A cartridge designed to provide ethernet in as simple a manner as practical, for use with Contiki.

Option 1

The design is intentionally similar to the 64NIC+ ethernet cartridge for the Commodore 64, even though the CS8900A is comparatively expensive.

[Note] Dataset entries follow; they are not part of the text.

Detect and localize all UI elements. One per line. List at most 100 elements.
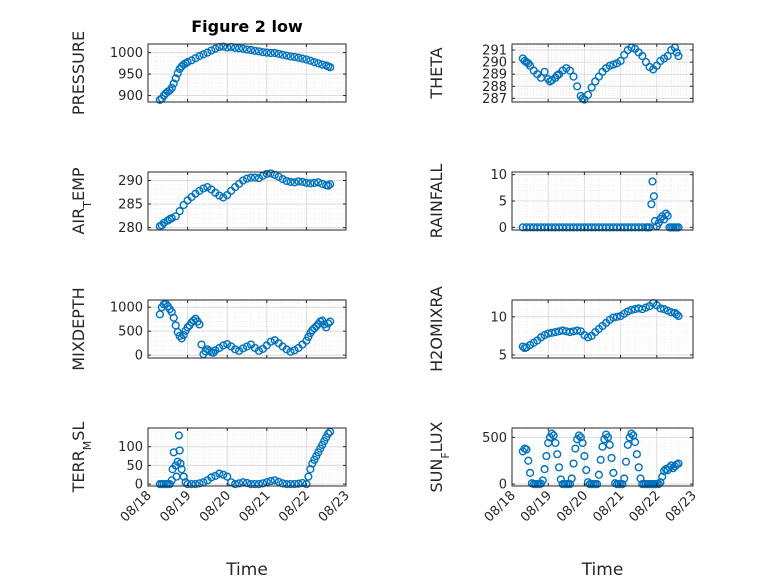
panel-1-data-point bbox=[302, 55, 311, 64]
panel-4-ytick-label: 10 bbox=[490, 168, 507, 183]
panel-8-data-point bbox=[627, 429, 636, 438]
panel-8-xlabel: Time bbox=[581, 560, 624, 580]
panel-3-data-point bbox=[326, 180, 335, 189]
panel-8-data-point bbox=[578, 438, 587, 448]
panel-8-data-point bbox=[522, 445, 531, 454]
panel-1-data-point bbox=[187, 56, 196, 65]
panel-2-data-point bbox=[569, 72, 578, 81]
panel-8-axes-box bbox=[511, 427, 694, 487]
panel-3-data-point bbox=[298, 177, 307, 187]
panel-5-data-point bbox=[195, 320, 204, 329]
panel-3-data-point bbox=[270, 170, 279, 179]
panel-1-data-point bbox=[326, 63, 335, 72]
panel-8-data-point bbox=[538, 476, 547, 485]
panel-8-data-point bbox=[665, 463, 674, 472]
panel-3-data-point bbox=[246, 173, 256, 182]
panel-7-axes-box bbox=[147, 427, 347, 487]
panel-6-data-point bbox=[656, 304, 665, 313]
panel-8-data-point bbox=[553, 450, 562, 459]
panel-7-data-point bbox=[219, 470, 228, 479]
panel-1-data-point bbox=[173, 69, 182, 78]
panel-2-ytick-label: 291 bbox=[482, 44, 507, 59]
panel-8-xtick-label: 08/21 bbox=[590, 488, 627, 525]
panel-6-ylabel: H2OMIXRA bbox=[427, 286, 446, 372]
panel-8-data-point bbox=[605, 440, 614, 449]
panel-7-data-point bbox=[234, 479, 244, 488]
panel-3-ytick-label: 285 bbox=[118, 198, 143, 213]
panel-1-data-point bbox=[219, 42, 228, 51]
panel-7-data-point bbox=[286, 480, 295, 489]
panel-1-data-point bbox=[258, 48, 267, 57]
panel-5-data-point bbox=[326, 317, 335, 326]
panel-1-data-point bbox=[242, 45, 252, 54]
panel-8-xtick-label: 08/20 bbox=[554, 488, 591, 525]
panel-1-data-point bbox=[282, 51, 291, 60]
panel-3-data-point bbox=[167, 214, 176, 223]
panel-3-data-point bbox=[157, 221, 166, 230]
panel-1-data-point bbox=[266, 48, 275, 58]
panel-1-ylabel: PRESSURE bbox=[69, 31, 88, 115]
panel-4-data-point bbox=[648, 177, 657, 186]
panel-7-data-point bbox=[175, 446, 184, 455]
panel-3-data-point bbox=[262, 169, 271, 178]
panel-1-data-point bbox=[211, 44, 220, 53]
panel-7-ylabel: TERRMSL bbox=[69, 422, 94, 494]
panel-5-data-point bbox=[197, 340, 206, 349]
panel-2-plot-area bbox=[512, 44, 693, 102]
panel-8-data-point bbox=[580, 451, 589, 461]
panel-8-data-point bbox=[569, 459, 578, 468]
panel-4-data-point bbox=[674, 223, 683, 232]
panel-6-data-point bbox=[547, 328, 556, 337]
panel-4-data-point bbox=[654, 219, 663, 228]
panel-7-xtick-label: 08/18 bbox=[118, 488, 155, 525]
panel-1-data-point bbox=[191, 54, 200, 63]
panel-3-data-point bbox=[175, 207, 184, 216]
panel-1-data-point bbox=[254, 47, 263, 56]
panel-5-data-point bbox=[254, 346, 263, 355]
panel-5-data-point bbox=[205, 346, 214, 355]
panel-7-data-point bbox=[274, 477, 283, 486]
panel-2-data-point bbox=[638, 51, 647, 61]
panel-8-data-point bbox=[582, 465, 591, 475]
panel-5-data-point bbox=[209, 348, 218, 357]
panel-2-data-point bbox=[605, 61, 614, 70]
panel-6-data-point bbox=[558, 326, 567, 335]
panel-7-data-point bbox=[177, 465, 186, 474]
panel-8-data-point bbox=[598, 442, 607, 451]
panel-8-data-point bbox=[623, 440, 632, 449]
panel-6-ytick-label: 10 bbox=[490, 310, 507, 325]
panel-5-data-point bbox=[312, 322, 321, 331]
panel-7-data-point bbox=[270, 476, 279, 485]
panel-6-data-point bbox=[674, 311, 683, 321]
panel-7-data-point bbox=[278, 479, 287, 488]
panel-5-data-point bbox=[169, 313, 178, 322]
panel-7-data-point bbox=[266, 477, 275, 486]
panel-8-xtick-label: 08/22 bbox=[627, 488, 664, 525]
panel-1-data-point bbox=[262, 48, 271, 57]
panel-5-ytick-label: 0 bbox=[135, 349, 143, 364]
panel-5-data-point bbox=[266, 337, 275, 346]
panel-7-ytick-label: 50 bbox=[126, 459, 143, 474]
panel-8-data-point bbox=[674, 459, 683, 468]
panel-8-data-point bbox=[571, 444, 580, 453]
panel-2-ytick-label: 289 bbox=[482, 68, 507, 83]
panel-7-xtick-label: 08/19 bbox=[157, 488, 194, 525]
panel-5-data-point bbox=[175, 331, 184, 341]
panel-3-data-point bbox=[179, 200, 188, 210]
panel-1-data-point bbox=[294, 53, 303, 62]
panel-7-xtick-label: 08/20 bbox=[197, 488, 234, 525]
panel-8-data-point bbox=[551, 438, 560, 448]
panel-2-ylabel: THETA bbox=[427, 47, 446, 99]
panel-2-data-point bbox=[545, 77, 555, 86]
panel-7-data-point bbox=[215, 469, 224, 478]
figure-title: Figure 2 low bbox=[191, 17, 303, 36]
panel-3-data-point bbox=[310, 178, 319, 187]
panel-3-data-point bbox=[286, 177, 295, 187]
panel-3-data-point bbox=[250, 173, 260, 182]
panel-8-data-point bbox=[620, 474, 629, 483]
panel-8-data-point bbox=[540, 465, 549, 474]
panel-5-data-point bbox=[286, 347, 295, 356]
panel-1-data-point bbox=[314, 59, 323, 68]
panel-2-ytick-label: 287 bbox=[482, 92, 507, 107]
panel-6-data-point bbox=[672, 310, 681, 319]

  • 1 × SST39SF010A, 128 KiB FLASH EEPROM, for booting
  • 2 × AS6C1008, 128 KiB static RAM, one each for PRG RAM and CHR RAM
  • 2 × 74'161, both set up to clear on reset.
    • One selects a 32 KiB slice of PRG
    • The other selects an 8 KiB slice of CHR RAM.
  • 1 × 74'139
  • 1 × 74'20
    • One NAND4 produces /INTSEL=NAND4(M2,/ROMSEL,A14,A13) and one decoder produces /RD6xxx, /WR6xxx, /RD7xxx, and /WR7xxx.
    • Other NAND4 produces /RD.
    • 2nd decoder selects RAM or ROM as appropriate.
  • CS8900A or LAN91C96 already have drivers in the Contiki source tree
    • Other cheaper options: RTL8029, CP2200, ENC424J600, AX88796
  • Ethernet transformer

Memory map

  • $7xxx - CS8900A
    • Unlike the C64 NIC, use the memory-mappable portion of the CS8900A.
    • CS8900A does not have a separate enable, just /{MEM,IO}{R,W}; the address bus must be stable before these signals fall.
    • Why does the 64NIC+ not connect /IRQ ?
    • Obviously no DMA controller.
  • READS from $6xxx - latching CPU A0..A3: PRG bank '161 (0,1,2,3 = ROM; C,D,E,F=RAM). Q3 determines which IC. Cleared on hardware reset.
  • WRITES to $6xxx - latching CPU D0..D3: CHR bank '161
  • $8000-$FFFF: PRG ROM or RAM, according to value at $7xxx.

Option 2

The ENCx24J600 is a still-actively manufactured parallel I/O network IC made by Microchip. Fortunately, it can support the 6502's R/W interface, but unfortunately it uses +ve sense signalling for all other signals.

  1. Possibility: This IC supports a 15-bit address memory-mapped form; allowing mapping the NIC into $8000-$FFFF.
    • Problem: the 6502 vectors now point at garbage. Ask Microchip what reading from those addresses do? If not acceptable, invert A14?
    • Another problem: The driver has to either fit in the NIC's RAM, or do everything via trampolines
    • Nifty feature: stream DPCM over ethernet. (Packets will have to be realigned, but this IC has an internal DMA feature that could do copies accordingly)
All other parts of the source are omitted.